节点文献

嵌入式异构多核处理器设计与实现关键技术研究

Research on the Design and Implementation Techniques of Embedded Heterogeneous Multiprocessor

【作者】 岳虹

【导师】 王志英; 戴葵;

【作者基本信息】 国防科学技术大学 , 计算机科学与技术, 2006, 博士

【摘要】 嵌入式应用的发展要求嵌入式微处理器具有高性能、低功耗、结构可扩展、成本低和设计周期短的特征。嵌入式微处理器体系结构及设计方法因此而面临着极大的挑战。在当前集成电路工艺技术条件下,基于面向特定应用的定制处理器设计技术,开展嵌入式异构多核处理器设计与关键技术研究,是该领域的一个重要研究方向,其深入研究具有重要的理论和现实意义。
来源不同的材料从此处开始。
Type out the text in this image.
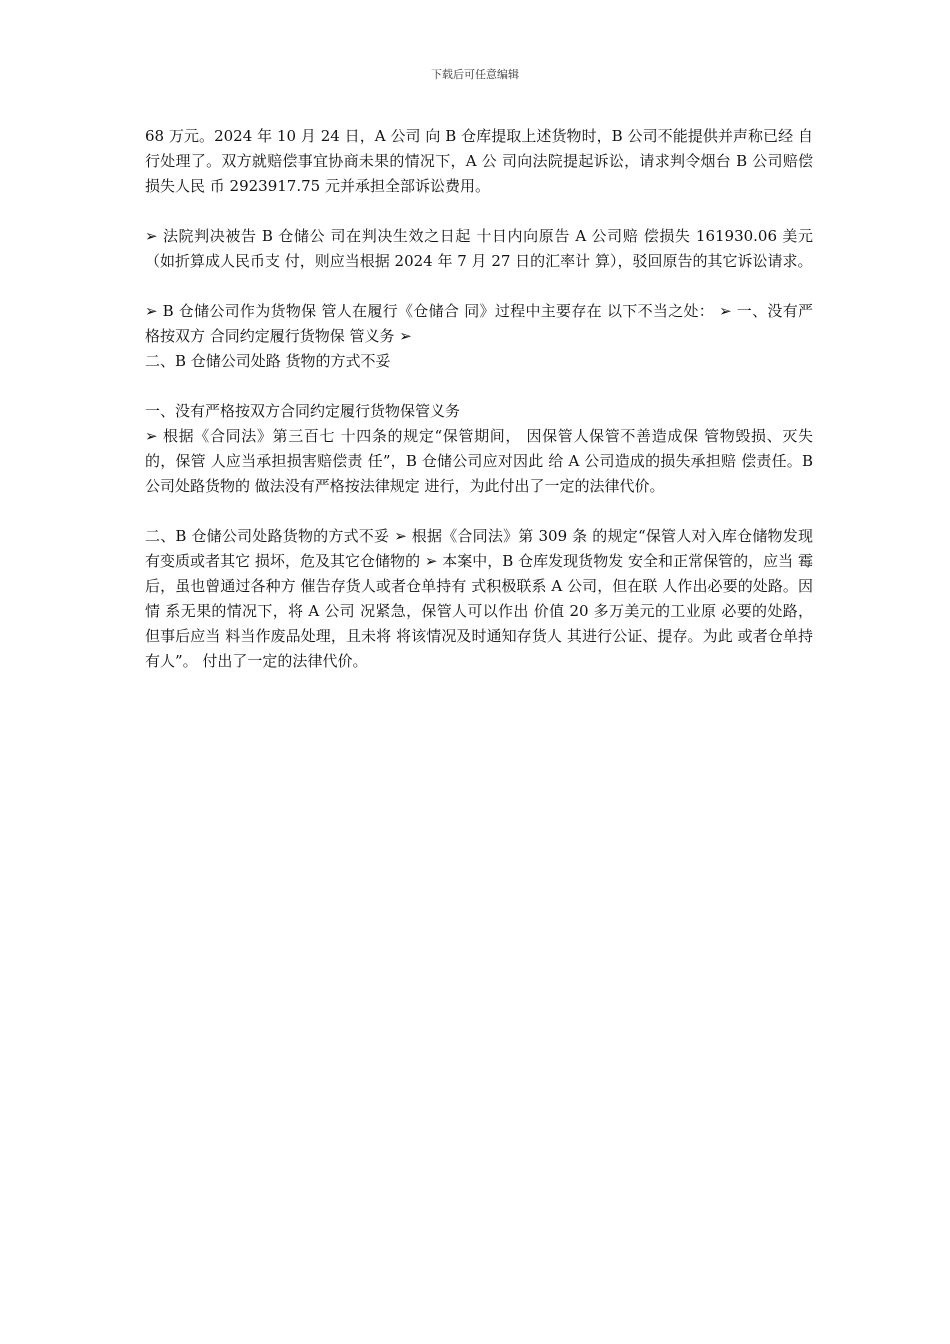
下载后可任意编辑

68 万元。2024 年 10 月 24 日，A 公司 向 B 仓库提取上述货物时，B 公司不能提供并声称已经 自行处理了。双方就赔偿事宜协商未果的情况下，A 公 司向法院提起诉讼，请求判令烟台 B 公司赔偿损失人民 币 2923917.75 元并承担全部诉讼费用。

➢ 法院判决被告 B 仓储公 司在判决生效之日起 十日内向原告 A 公司赔 偿损失 161930.06 美元 （如折算成人民币支 付，则应当根据 2024 年 7 月 27 日的汇率计 算），驳回原告的其它诉讼请求。

➢ B 仓储公司作为货物保 管人在履行《仓储合 同》过程中主要存在 以下不当之处： ➢ 一、没有严格按双方 合同约定履行货物保 管义务 ➢
二、B 仓储公司处路 货物的方式不妥

一、没有严格按双方合同约定履行货物保管义务
➢ 根据《合同法》第三百七 十四条的规定“保管期间， 因保管人保管不善造成保 管物毁损、灭失的，保管 人应当承担损害赔偿责 任”，B 仓储公司应对因此 给 A 公司造成的损失承担赔 偿责任。B 公司处路货物的 做法没有严格按法律规定 进行，为此付出了一定的法律代价。

二、B 仓储公司处路货物的方式不妥 ➢ 根据《合同法》第 309 条 的规定“保管人对入库仓储物发现有变质或者其它 损坏，危及其它仓储物的 ➢ 本案中，B 仓库发现货物发 安全和正常保管的，应当 霉后，虽也曾通过各种方 催告存货人或者仓单持有 式积极联系 A 公司，但在联 人作出必要的处路。因情 系无果的情况下，将 A 公司 况紧急，保管人可以作出 价值 20 多万美元的工业原 必要的处路，但事后应当 料当作废品处理，且未将 将该情况及时通知存货人 其进行公证、提存。为此 或者仓单持有人”。 付出了一定的法律代价。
本文在嵌入式异构多核处理器体系结构研究中,结合面向特定应用定制处理器的设计技术,提出了一种以定制处理器核为基础的嵌入式异构多核处理器体系结构,以期在实时性能、设计灵活性以及成本和功耗之间获取最佳的设计折衷。文中以多媒体应用为例,还重点研究了该嵌入式异构多核处理器体系结构设计与实现的核心关键技术,主要包括设计开发环境的构建、应用程序的特征分析、指令集的定制以及定制功能单元的设计等。并在上述研究工作的基础上,具体设计实现了一款面向多媒体应用的高性能嵌入式异构多核处理器芯片,验证了本文的相关研究工作。本文所取得的研究成果主要有:1.提出了一种以定制处理器核为基础的可扩展嵌入式异构多核处理器体系结构。该嵌入式异构多核处理器体系结构融合了高性能通用嵌入式处理器核和多个可面向特定应用进行定制的定制处理器核,基于传输触发体系结构的定制处理器核具有很好的可扩展特点,以及规整性和模块化特点,其硬件可以层次化自动设计实现。2.基于本文所提出的嵌入式异构多核处理器体系结构,提出了其设计实现过程中的体系结构可重定向模拟技术、指令集定制算法及硬件自动生成技术,并在此基础上建立了相应的设计开发环境,有效缩短了设计周期,对相应的嵌入式异构多核处理器的设计、实现、测试和验证提供了有力的支撑。本文使用此设计开发环境,对多媒体应用程序特征及负载进行了量化分析,得到对面向多媒体应用的嵌入式异构多核处理器设计具有指导意义的统计分析结论。3.提出并设计实现了一种基于并行加法器阵列的分散式DCT/IDCT定制功能单元体系结构。该体系结构采用了动态伸缩技术和数据分块技术,将乘法操作转变为查表操作和加法操作,再结合简单的移位操作,完成最终结果的计算。因此只需要很少数量的低位宽加法器、移位器及小规模ROM存储器,既能完成DCT/IDCT变换,并仍能保证计算结果具有很高精度。而且其结构规整,便于硬件高效实现。4.针对多媒体应用计算特点和特殊计算需求,提出并定制了子字并行指令及初等函数计算指令,设计实现了对这些定制指令进行支持的子字并行ALU,多模式子字并行乘法器以及基于CORDIC算法的初等函数计算单元。这些定制功能单元使面向多媒体应用的嵌入式异构多核处理器的实际应用性能得到了大幅度提高,用较小的芯片面积开销获取了较高的应用程序执行性能。5.在上述研究工作的基础上,设计实现了一款面向多媒体应用的嵌入式异构双核处理器EHMP-01芯片。系统研究了该处理器的设计与实现关键技术,包括微体系结构设计、存储系统设计、外围接口设计、逻辑设计和VLSI实现,以及芯片的测试和验证等。该处理器在0.18um工艺下流片,芯片总面积为4.8*4.8mm2,工作主频可以达到300MHz。在300MHz工作主频下,动态功耗仅为670mW。实际运行表明该芯片工作稳定可靠。EHMP-01嵌入式异构双核处理器芯片的成功流片,对本文提出的以定制处理器核为基础的嵌入式异构多核处理器体系结构、设计方法以及一系列关键技术进行了有效的验证。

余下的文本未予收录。